Within just a month of its release, Aarogya Setu, the Indian COVID-19 tracking app, has created a lot of buzz for its creditability and security. Hackers have also reported security flaws questioning its vulnerable data handling.
Though Aarogya Setu is also helping the government to fight against the coronavirus outbreak, there has been an upsurge on Twitter with hashtag ‘#OpenSourceAarogyaSetu.’ Owing to privacy concerns, people are urging the Indian government to make the source code of Aarogya Setu public. So what does open source mean and how can it help the app? Let’s find out.
A few days ago, a French hacker, with the pseudonym “Elliot Anderson”, published a detailed article to demonstrate the possible risks in the Aarogya Setu app. Hours later, a hashtag about the Aarogya Setu app entered the trending list in India. However, people had already been demanding the same since other security researchers started noticing vulnerability in the app.

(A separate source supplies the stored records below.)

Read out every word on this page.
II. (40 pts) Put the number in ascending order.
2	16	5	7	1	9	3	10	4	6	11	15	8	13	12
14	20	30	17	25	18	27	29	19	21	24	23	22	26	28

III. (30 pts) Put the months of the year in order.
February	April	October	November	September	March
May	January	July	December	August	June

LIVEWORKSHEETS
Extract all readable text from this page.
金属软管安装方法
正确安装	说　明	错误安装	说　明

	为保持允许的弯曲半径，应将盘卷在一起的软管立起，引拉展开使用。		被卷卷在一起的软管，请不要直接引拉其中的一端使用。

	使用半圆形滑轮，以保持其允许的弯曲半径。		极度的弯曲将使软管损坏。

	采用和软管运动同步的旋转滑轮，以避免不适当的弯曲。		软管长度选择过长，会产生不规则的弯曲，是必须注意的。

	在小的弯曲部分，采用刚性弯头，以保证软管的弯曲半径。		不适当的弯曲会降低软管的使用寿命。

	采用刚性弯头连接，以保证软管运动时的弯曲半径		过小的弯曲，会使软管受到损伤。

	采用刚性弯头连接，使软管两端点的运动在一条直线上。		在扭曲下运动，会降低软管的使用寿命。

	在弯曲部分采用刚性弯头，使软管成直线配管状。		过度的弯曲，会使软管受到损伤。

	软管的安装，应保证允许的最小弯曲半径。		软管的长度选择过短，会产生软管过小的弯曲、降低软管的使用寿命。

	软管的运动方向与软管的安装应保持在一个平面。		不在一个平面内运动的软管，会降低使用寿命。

You have the power to make it happens. Tweet #OpenSourceAarogyaSetu until they really do it pic.twitter.com/7EWcuVO1Ej
— Elliot Alderson (@fs0c131y) May 6, 2020
What Is Open Source Software?
If you’re new to the term ‘open source,’ let me tell you that it’s a popular word in the world of software development. It simply means making the source code of software public so that anyone can access, analyze, modify, and enhance the design code freely.
Open source aims to bring a community of developers and testers to work on the app, making it more secure and stable. However, the open-source software is also released under a different type of license to comply with some rules.
How Can Open Source Help Aarogya Setu?
As of now, only government IT institutions design, develop, and maintain the Aarogya Setu app. Hence, they hold all rights and codes of software. But if it goes by what people want — the pen-sourcing of Aarogya Setu — anyone would get the code of the app and use it to find bugs and security vulnerability or further modifications.
In this way, first, it could bring a number of volunteers to participate in the development of an app that can save money. Secondly, a large number of open source security researchers and bug bounty hunters can test and discover the application to eliminate all bugs and vulnerabilities.
Since it is currently under government, only an allowed and limited group of developers and security institutions tests the Aarogya Setu.
Now you may think that people would have access to code so they can also find a way to alter and hack. Well, we should take a moment and think about the world’s largest open-source project, Linux Kernel, which powers the world’s top supercomputer, enterprise servers, and even your Android mobile phone.
The Way Ahead
Looking at the latest reply to that public demand, the Government denies any of the data mishandling by saying: ‘Aarogya Setu is completely safe and secure.’
Aarogya Setu is completely safe and your data is fully secure.
Its Privacy first by design.
All your queries answered here.
Do watch and share.#SetuMeraBodyguard#IndiaFightsCoronahttps://t.co/i0Ul06uGct— Aarogya Setu (@SetuAarogya) May 7, 2020
Also, as per the current Terms of Use, no one is allowed to tamper or perform reverse-engineering of the app for any purpose. However, in a report by TheQuint last week, officials had also confirmed that they will make the application code public to the scientific and research community soon.